I need to get your opinion. On February 13, 2009, I joined ArtFire at the urging of my friend Mary Ann. We both got in on the $7 a month lifetime membership. To join now, the fee is $12 a month. And the "regular" cost is $20 a month.
I didn't do anything with my ArtFire shop until around the end of March. And since I opened shop, I have not had one sale. I almost had a sale, but when I contacted the buyer to gently ask her to pay, she wrote back and said she had clicked too fast and didn't realize she had actually made the purchase. So, still - no sale.
When I list the same item(s) in my Etsy shop on ArtFire, the item(s) in Etsy gets more "hits" than my ArtFire shop, and I'm getting some sales on Etsy.
So here's what I need your opinion about. Do I continue to pay $7 a month and keep listing on ArtFire, or stick with Etsy? OR, do I keep both and give ArtFire some more time? And if I stay with ArtFire, how long do you think I should give it before hanging up the towel?
- Has been the industry leader in providing a venue for buyers and sellers, and until recently, they've largely gone without competition, until Artfire arrived on the scene in 2008.
- Superior to Artfire in design and visibility.
- Has a clean, streamlined design that is visually appealing and easy to navigate.
- Their simple blue and white color scheme is uncluttered.
- The important links to buy and sell are at the top next to their unfussy logo
- Etsy wins in visibility and popularity. It has been around since 2005, making it a proven commodity.
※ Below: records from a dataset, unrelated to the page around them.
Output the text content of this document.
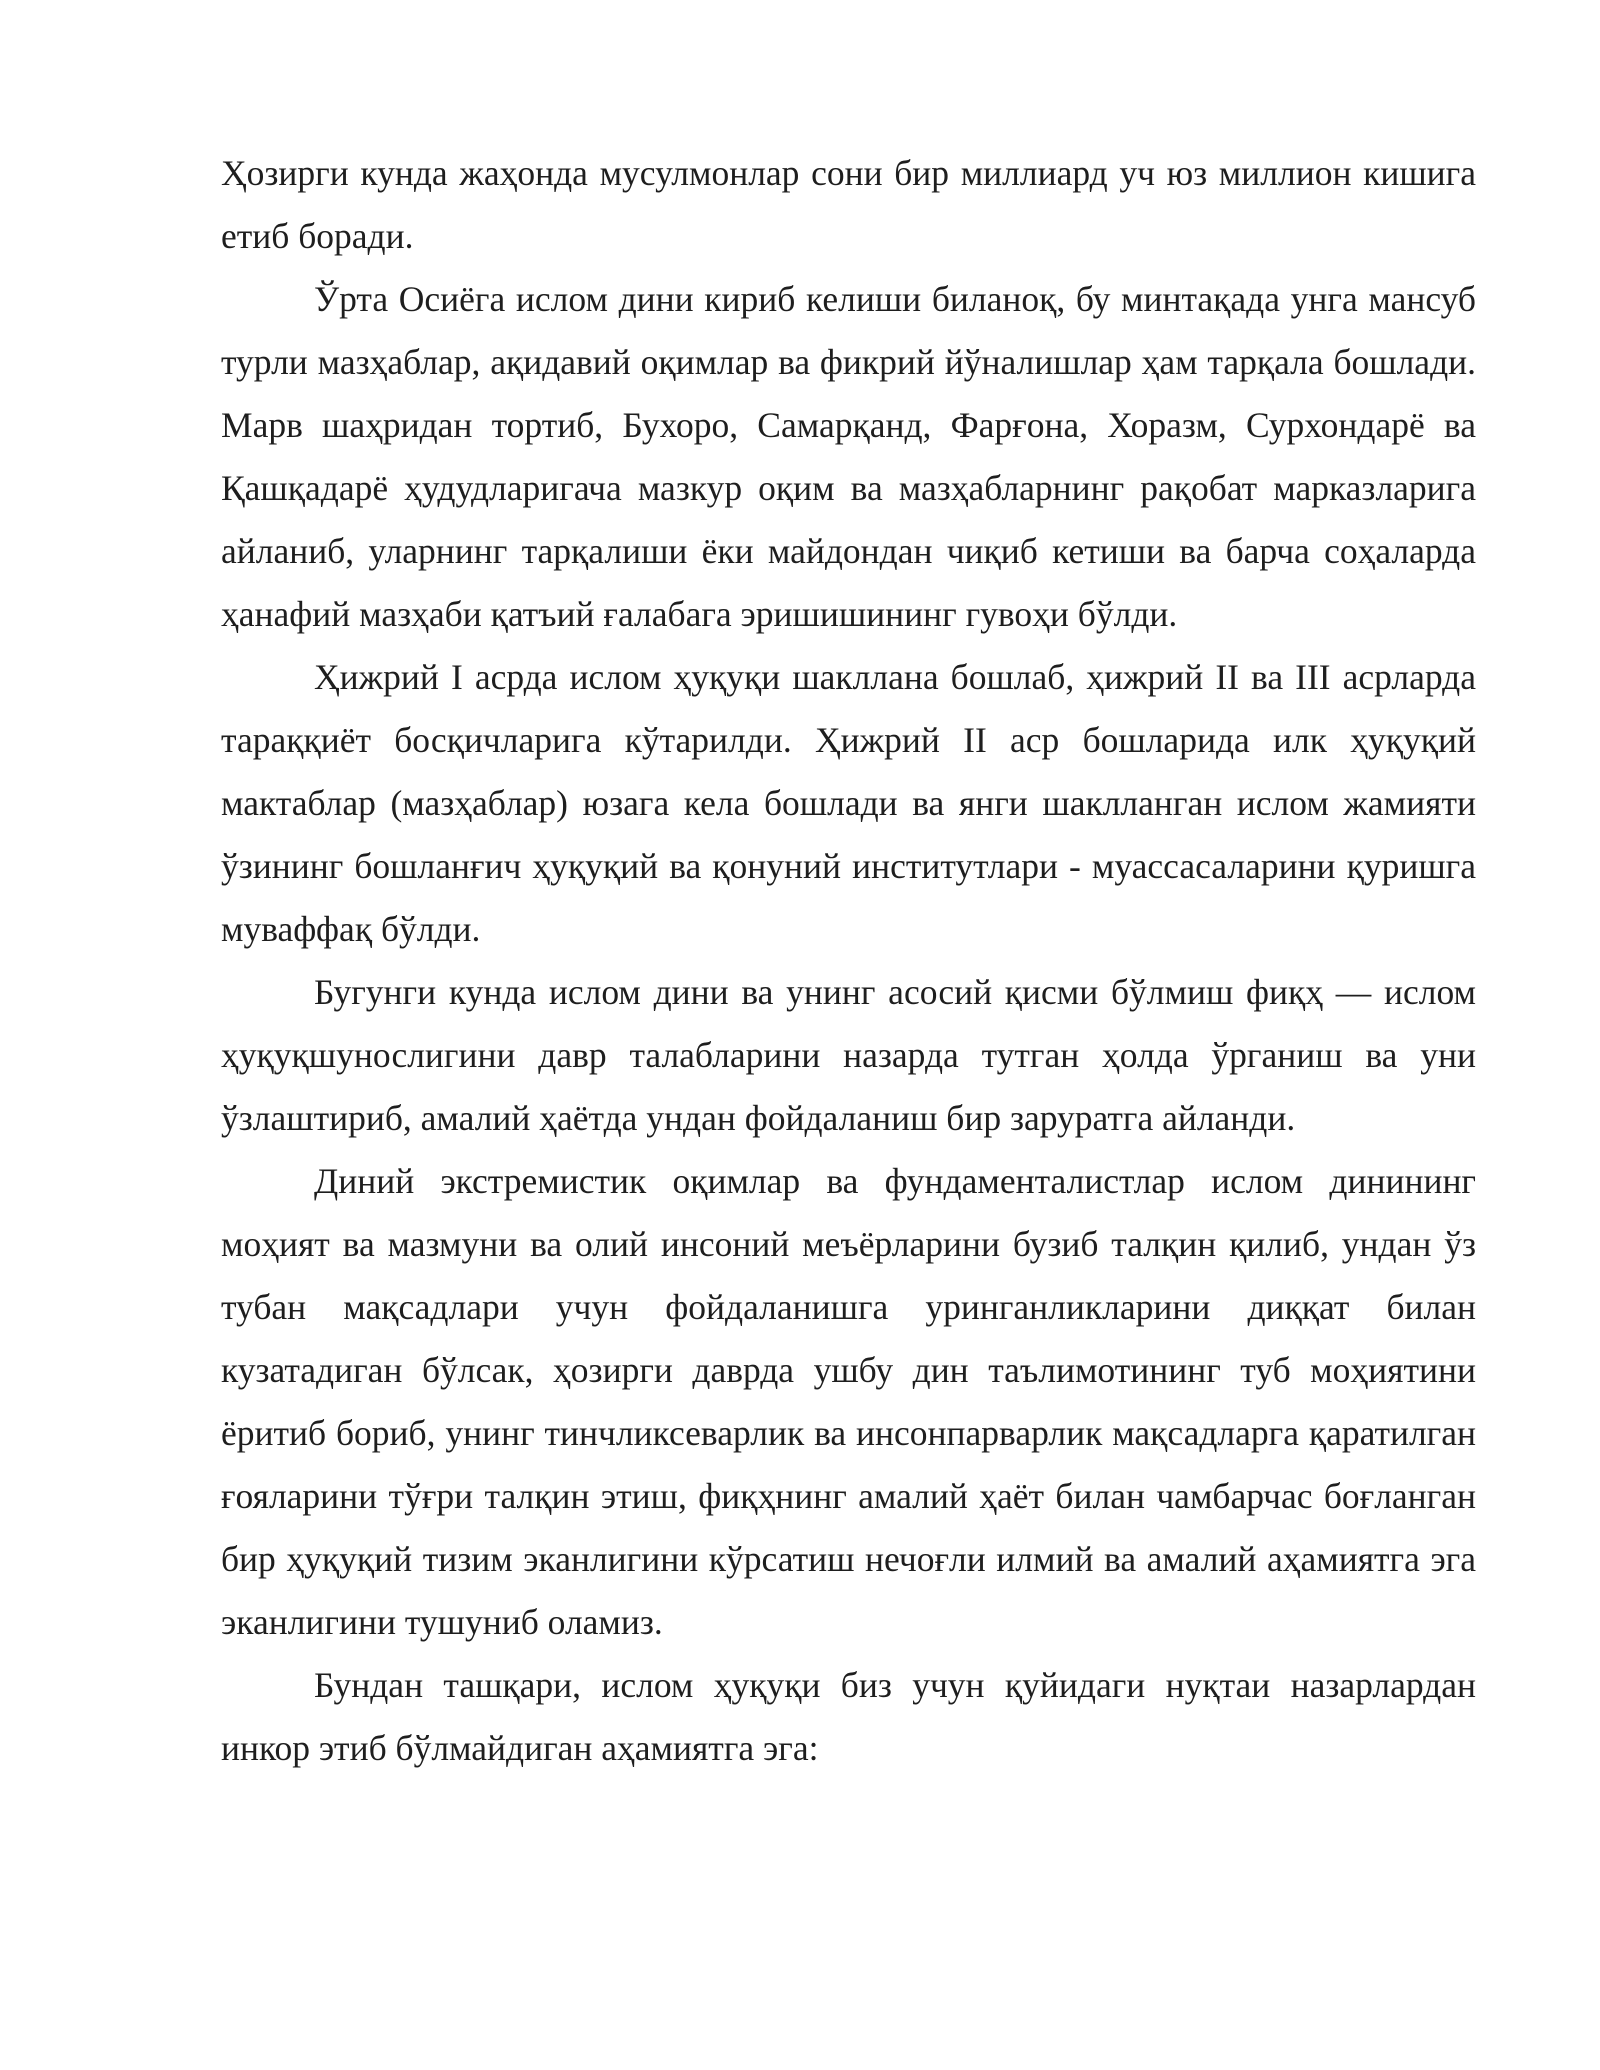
Ҳозирги кунда жаҳонда мусулмонлар сони бир миллиард уч юз миллион кишига етиб боради.

Ўрта Осиёга ислом дини кириб келиши биланоқ, бу минтақада унга мансуб турли мазҳаблар, ақидавий оқимлар ва фикрий йўналишлар ҳам тарқала бошлади. Марв шаҳридан тортиб, Бухоро, Самарқанд, Фарғона, Хоразм, Сурхондарё ва Қашқадарё ҳудудларигача мазкур оқим ва мазҳабларнинг рақобат марказларига айланиб, уларнинг тарқалиши ёки майдондан чиқиб кетиши ва барча соҳаларда ҳанафий мазҳаби қатъий ғалабага эришишининг гувоҳи бўлди.

Ҳижрий I асрда ислом ҳуқуқи шакллана бошлаб, ҳижрий II ва III асрларда тараққиёт босқичларига кўтарилди. Ҳижрий II аср бошларида илк ҳуқуқий мактаблар (мазҳаблар) юзага кела бошлади ва янги шаклланган ислом жамияти ўзининг бошланғич ҳуқуқий ва қонуний институтлари - муассасаларини қуришга муваффақ бўлди.

Бугунги кунда ислом дини ва унинг асосий қисми бўлмиш фиқҳ — ислом ҳуқуқшунослигини давр талабларини назарда тутган ҳолда ўрганиш ва уни ўзлаштириб, амалий ҳаётда ундан фойдаланиш бир заруратга айланди.

Диний экстремистик оқимлар ва фундаменталистлар ислом динининг моҳият ва мазмуни ва олий инсоний меъёрларини бузиб талқин қилиб, ундан ўз тубан мақсадлари учун фойдаланишга уринганликларини диққат билан кузатадиган бўлсак, ҳозирги даврда ушбу дин таълимотининг туб моҳиятини ёритиб бориб, унинг тинчликсеварлик ва инсонпарварлик мақсадларга қаратилган ғояларини тўғри талқин этиш, фиқҳнинг амалий ҳаёт билан чамбарчас боғланган бир ҳуқуқий тизим эканлигини кўрсатиш нечоғли илмий ва амалий аҳамиятга эга эканлигини тушуниб оламиз.

Бундан ташқари, ислом ҳуқуқи биз учун қуйидаги нуқтаи назарлардан инкор этиб бўлмайдиган аҳамиятга эга:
- Its userbase of buyers and sellers is large and diverse.
- It has a Google PageRank of 7 out of 10 and returns over 11 million hits on a Google search.
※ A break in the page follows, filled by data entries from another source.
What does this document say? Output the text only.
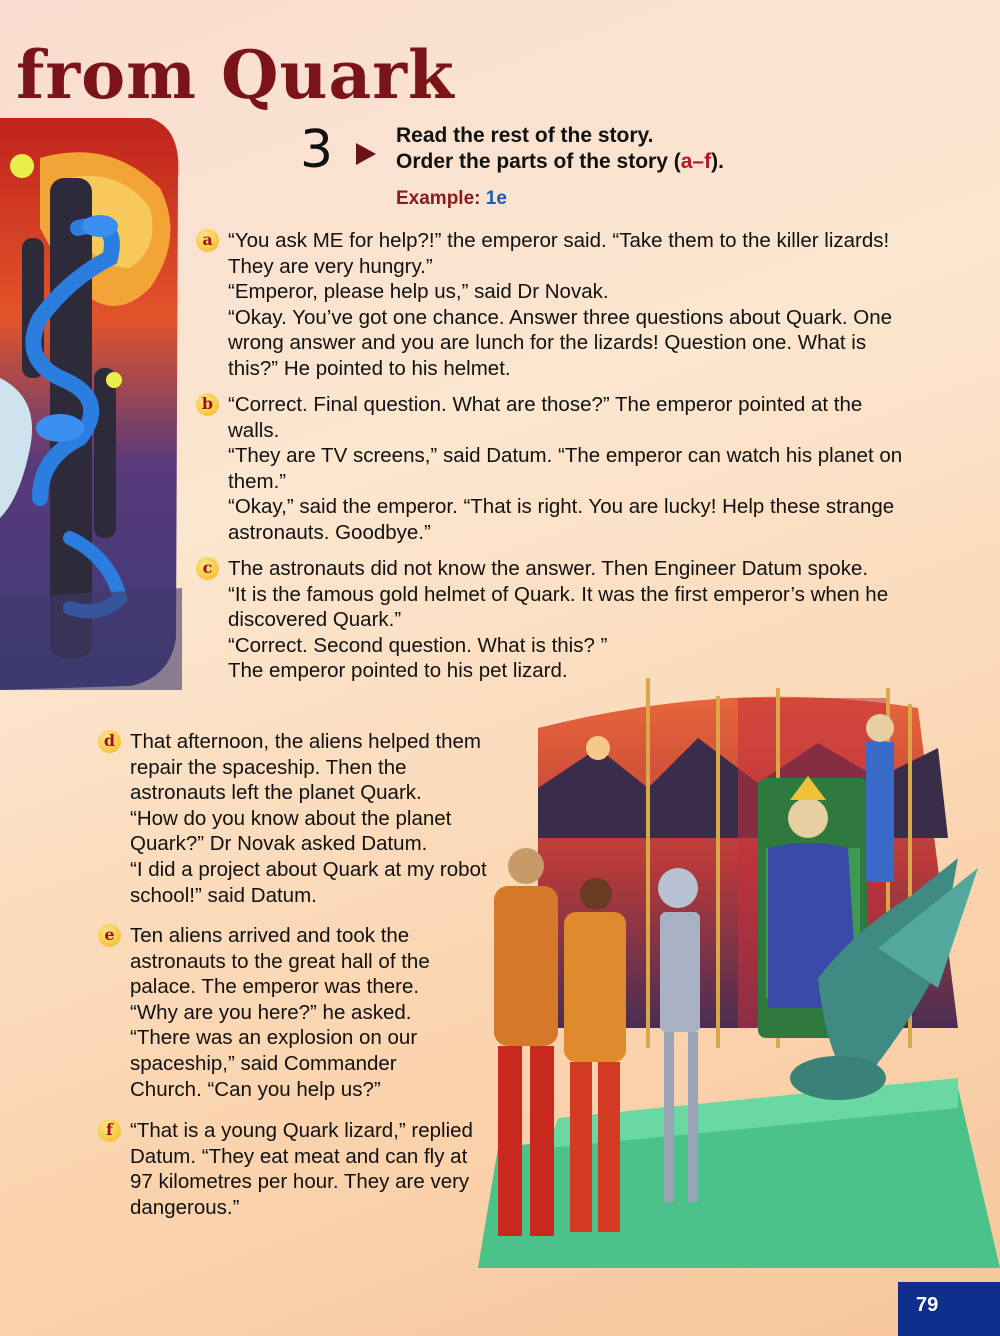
from Quark
3	Read the rest of the story.
Order the parts of the story (a–f).
Example: 1e
a “You ask ME for help?!” the emperor said. “Take them to the killer lizards! They are very hungry.”

“Emperor, please help us,” said Dr Novak.

“Okay. You’ve got one chance. Answer three questions about Quark. One wrong answer and you are lunch for the lizards! Question one. What is this?” He pointed to his helmet.

b “Correct. Final question. What are those?” The emperor pointed at the walls.

“They are TV screens,” said Datum. “The emperor can watch his planet on them.”

“Okay,” said the emperor. “That is right. You are lucky! Help these strange astronauts. Goodbye.”

c The astronauts did not know the answer. Then Engineer Datum spoke.

“It is the famous gold helmet of Quark. It was the first emperor’s when he discovered Quark.”

“Correct. Second question. What is this? ”

The emperor pointed to his pet lizard.

d That afternoon, the aliens helped them repair the spaceship. Then the astronauts left the planet Quark.

“How do you know about the planet Quark?” Dr Novak asked Datum.

“I did a project about Quark at my robot school!” said Datum.

e Ten aliens arrived and took the astronauts to the great hall of the palace. The emperor was there.

“Why are you here?” he asked.

“There was an explosion on our spaceship,” said Commander Church. “Can you help us?”

f “That is a young Quark lizard,” replied Datum. “They eat meat and can fly at 97 kilometres per hour. They are very dangerous.”

79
- Etsy has been featured in the mainstream press and made over $90 million in sales in 2008.
- Etsy's size can be a negative to new sellers who find it difficult to get a foot in the door when there are already so many others selling similar items.
- Etsy has been criticized for "playing favorites" with their featured sellers.
- They have been accused of focusing on high-volume sellers, those who can put more into Etsy's coffers with the fees Etsy takes.
- There are no fees for buyers other than what they spend on an item, but it costs SELLERS!
- Etsy takes .20 for each item listed, then an additional 3.5% of the price for each item sold.
- Relisting items regularly can boost a seller's visibility and sales, but those fees can hurt profits.
- For a new seller, in particular, it's a double-edged sword!
- No additional fees - just $7.00 a month (or $12 if you join now)
- Artfire's homepage is also less discriminatory than Etsy's. It offers a large rotating gallery of recently listed items.
- Its item of the hour is chosen at random.
- Artfire is taking strides in integrating social networking. It makes it easy for sellers to integrate their listings with Facebook, Twitter, and other sites.
- Artfire's current homepage design is cluttered and overwhelming, although a new design is on the way.
- There are too many categories and the gallery is too big.
- It requires too much scrolling to get to other homepage items, such as the featured seller and Artfire's official blog.
- Artfire is still far behind in visibility.
- Its Google PageRank is 4 out of 10 and a search brings up fewer than 500,000 hits.
So, what do YOU think?Post Script: I just read (it's good to do that sometimes) that Artfire has a Basic Membership that is totally free where you can list 10 items at a time. Huuuuuum, maybe THAT'S the route I should go with them.